It’s difficult to know which is worse: When Congress disgraces itself by throwing federal dollars at indefensible parochial projects like the notorious “bridge to nowhere,” or when it tries to grapple with serious issues facing the nation. The debate over the Patriot Act, the most important counterterrorism tool passed by Congress since Sept. 11, has revolved around absurd trivia, distorted and hyped by some members of Congress who either don’t know better or are deliberately dishonest.
Janet Reno has endorsed the Patriot Act. The 9/11 Commission has called it a vital tool in the war on terror. The Justice Department maintains that it was crucial to breaking up terror cells in Seattle, Portland, Ore., Buffalo, N.Y., Virginia, and Detroit. Key provisions of the act were set to expire at the end of 2005, and should by all rights have–with perhaps a few minor tweaks–been renewed with something like universal acclamation.
Instead, Senate Democrats filibustered its renewal (with the support of four Republican defectors), and when Republicans didn’t have 60 votes to break it, Senate Minority Leader Harry Reid exulted to a group of supporters, “We killed the Patriot Act.” That’s like saying: “I’ve got great news. I just set law enforcement back years and reinstated the arbitrary constraints that kept us from having any chance of preventing 9/11. Drinks are on me!”
The central provisions of the act are unquestionably desirable. It tears down “the wall” between law enforcement and intelligence that kept them from effectively communicating prior to 9/11 because of phantom civil-liberties concerns. (One frustrated FBI agent presciently warned, when he couldn’t share information about what turned out to be two of the 9/11 hijackers, that because of the wall, “Somebody, someone will die.”) It gives counterterrorism agents the same tools that have been used against drug dealers and the mob for years: a roving wiretap that follows an individual even if he repeatedly changes phones, and the ability to conduct no-notice “sneak-and-peek” searches. Not to apply these powers in the fight against terrorism would be suicidal.

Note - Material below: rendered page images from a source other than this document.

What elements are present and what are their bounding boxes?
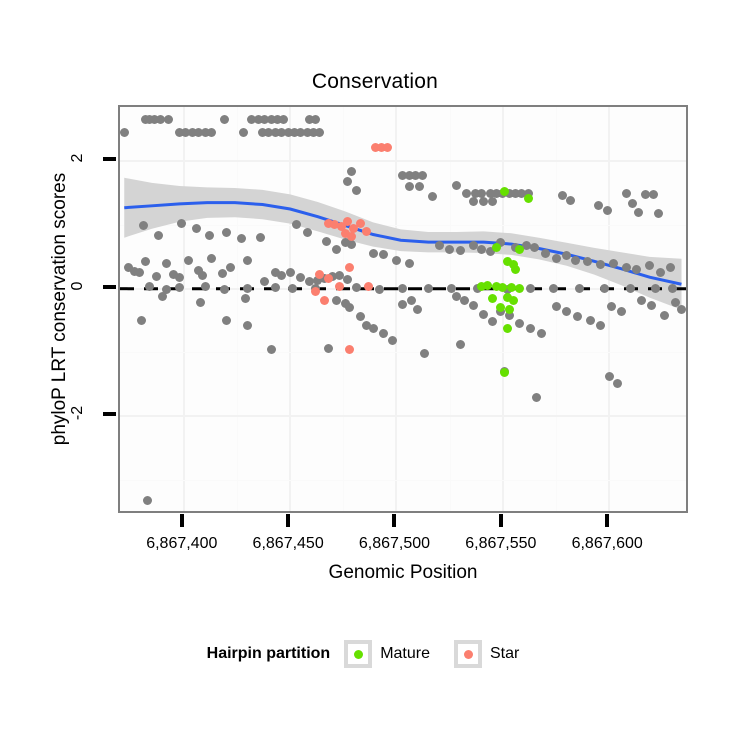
data-point-star: [345, 263, 354, 272]
chart-root: Conservation phyloP LRT conservation sco…: [0, 0, 750, 750]
x-tick-mark: [392, 514, 396, 527]
trend-overlay: [120, 107, 686, 511]
data-point-none: [445, 245, 454, 254]
data-point-none: [435, 241, 444, 250]
data-point-none: [352, 283, 361, 292]
data-point-none: [347, 240, 356, 249]
data-point-none: [609, 259, 618, 268]
data-point-none: [218, 269, 227, 278]
data-point-none: [267, 345, 276, 354]
legend-item-star[interactable]: Star: [454, 640, 537, 668]
data-point-none: [552, 302, 561, 311]
x-tick-mark: [499, 514, 503, 527]
data-point-mature: [505, 305, 514, 314]
data-point-none: [622, 263, 631, 272]
legend-item-mature[interactable]: Mature: [344, 640, 448, 668]
legend-dot-star-icon: [464, 650, 473, 659]
x-tick-mark: [605, 514, 609, 527]
legend-dot-mature-icon: [354, 650, 363, 659]
data-point-none: [413, 305, 422, 314]
data-point-none: [571, 256, 580, 265]
data-point-none: [158, 292, 167, 301]
data-point-none: [552, 254, 561, 263]
data-point-none: [460, 296, 469, 305]
legend-key-mature: [344, 640, 372, 668]
data-point-none: [226, 263, 235, 272]
data-point-none: [205, 231, 214, 240]
legend-label-mature: Mature: [380, 645, 430, 663]
data-point-none: [677, 305, 686, 314]
legend-label-star: Star: [490, 645, 519, 663]
data-point-none: [352, 186, 361, 195]
data-point-none: [405, 182, 414, 191]
page-title: Conservation: [0, 70, 750, 94]
data-point-none: [260, 277, 269, 286]
y-tick-label: -2: [69, 393, 87, 433]
data-point-none: [239, 128, 248, 137]
data-point-none: [152, 272, 161, 281]
data-point-mature: [503, 324, 512, 333]
y-tick-mark: [103, 412, 116, 416]
data-point-none: [201, 282, 210, 291]
data-point-none: [462, 189, 471, 198]
data-point-none: [143, 496, 152, 505]
data-point-none: [207, 128, 216, 137]
x-tick-mark: [286, 514, 290, 527]
data-point-none: [207, 254, 216, 263]
data-point-none: [477, 189, 486, 198]
data-point-none: [288, 284, 297, 293]
data-point-none: [222, 228, 231, 237]
data-point-none: [488, 317, 497, 326]
data-point-none: [256, 233, 265, 242]
data-point-none: [286, 268, 295, 277]
data-point-none: [469, 301, 478, 310]
data-point-none: [532, 393, 541, 402]
plot-panel: [118, 105, 688, 513]
data-point-none: [324, 344, 333, 353]
legend-title: Hairpin partition: [207, 645, 331, 663]
y-tick-label: 2: [69, 138, 87, 178]
data-point-none: [379, 329, 388, 338]
data-point-none: [184, 256, 193, 265]
data-point-none: [607, 302, 616, 311]
data-point-none: [241, 294, 250, 303]
data-point-none: [135, 268, 144, 277]
data-point-none: [356, 312, 365, 321]
data-point-none: [407, 296, 416, 305]
data-point-none: [120, 128, 129, 137]
data-point-star: [320, 296, 329, 305]
data-point-none: [656, 268, 665, 277]
data-point-none: [154, 231, 163, 240]
data-point-none: [613, 379, 622, 388]
legend-items: MatureStar: [344, 640, 543, 668]
data-point-none: [220, 115, 229, 124]
data-point-none: [537, 329, 546, 338]
data-point-none: [369, 324, 378, 333]
data-point-none: [392, 256, 401, 265]
data-point-none: [322, 237, 331, 246]
y-tick-mark: [103, 285, 116, 289]
data-point-none: [573, 312, 582, 321]
data-point-none: [479, 310, 488, 319]
data-point-none: [541, 249, 550, 258]
x-tick-label: 6,867,600: [542, 535, 672, 553]
x-axis-title: Genomic Position: [118, 562, 688, 584]
data-point-none: [603, 206, 612, 215]
data-point-none: [622, 189, 631, 198]
data-point-none: [549, 284, 558, 293]
x-tick-mark: [180, 514, 184, 527]
data-point-none: [586, 316, 595, 325]
y-tick-mark: [103, 157, 116, 161]
data-point-none: [137, 316, 146, 325]
data-point-none: [637, 296, 646, 305]
data-point-none: [296, 273, 305, 282]
data-point-none: [175, 283, 184, 292]
y-axis-title: phyloP LRT conservation scores: [49, 99, 71, 519]
data-point-mature: [509, 296, 518, 305]
data-point-none: [647, 301, 656, 310]
data-point-none: [660, 311, 669, 320]
data-point-none: [477, 245, 486, 254]
data-point-none: [456, 246, 465, 255]
data-point-none: [526, 324, 535, 333]
data-point-star: [324, 274, 333, 283]
data-point-none: [192, 224, 201, 233]
data-point-none: [418, 171, 427, 180]
data-point-none: [605, 372, 614, 381]
data-point-none: [303, 228, 312, 237]
data-point-none: [162, 259, 171, 268]
legend: Hairpin partition MatureStar: [0, 640, 750, 668]
legend-key-star: [454, 640, 482, 668]
data-point-mature: [515, 245, 524, 254]
data-point-none: [654, 209, 663, 218]
data-point-none: [369, 249, 378, 258]
data-point-none: [277, 271, 286, 280]
data-point-none: [139, 221, 148, 230]
y-tick-label: 0: [69, 266, 87, 306]
data-point-star: [335, 282, 344, 291]
data-point-none: [420, 349, 429, 358]
data-point-none: [452, 181, 461, 190]
data-point-star: [362, 227, 371, 236]
plot-area: [120, 107, 686, 511]
data-point-none: [405, 259, 414, 268]
data-point-none: [271, 283, 280, 292]
data-point-none: [375, 285, 384, 294]
data-point-none: [222, 316, 231, 325]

Patriot Act critics focus chiefly on something called Section 215. It allows investigators to obtain records from a third party–say, from a bank–if they are relevant to a probe of a given target. Opponents of the Patriot Act make this provision sound as if it has brought the dark night of tyranny to America. They never mention it without saying it could be used to get library records, as if all counterterrorism agents care about is the reading habits of terror suspects. Liberal Rep. Jerrold Nadler (D., N.Y.), says Section 215 empowers the government to act as the “thought police.”
Despite all the clamor, the government has apparently never used Section 215 to obtain library records. Even if it did, it wouldn’t be scandalous. Library records were sought in the cases of the Unabomber and the Zodiac and Versace killers, with Americans’ civil liberties remaining intact. It is conceivable that such records could be sought someday in a terrorism investigation because, as Deroy Murdock has reported, five of the 9/11 hijackers used computers and the Internet at libraries.
A judge has to sign off on a 215 order, which is more of a check than what exists on other investigative tools. Prosecutors routinely use grand-jury subpoenas, which judges don’t approve, in criminal cases. Administrative subpoenas, which the FBI can use in health-care-fraud cases, don’t require a judge or a grand jury. The implication of the Democrats’ position on Section 215 is that they want investigators to have more leeway tracking down health-care cheats than terror suspects.
Most other criticisms of the act are even more piddling and less meritorious. A temporary deal has been cut to keep the key provisions of the act–set to expire at the end of the year–alive for a few more weeks. Then, the debate will pick up again. Warning: More misunderstandings and demagoguery ahead.
–Rich Lowry is author of Legacy: Paying the Price for the Clinton Years.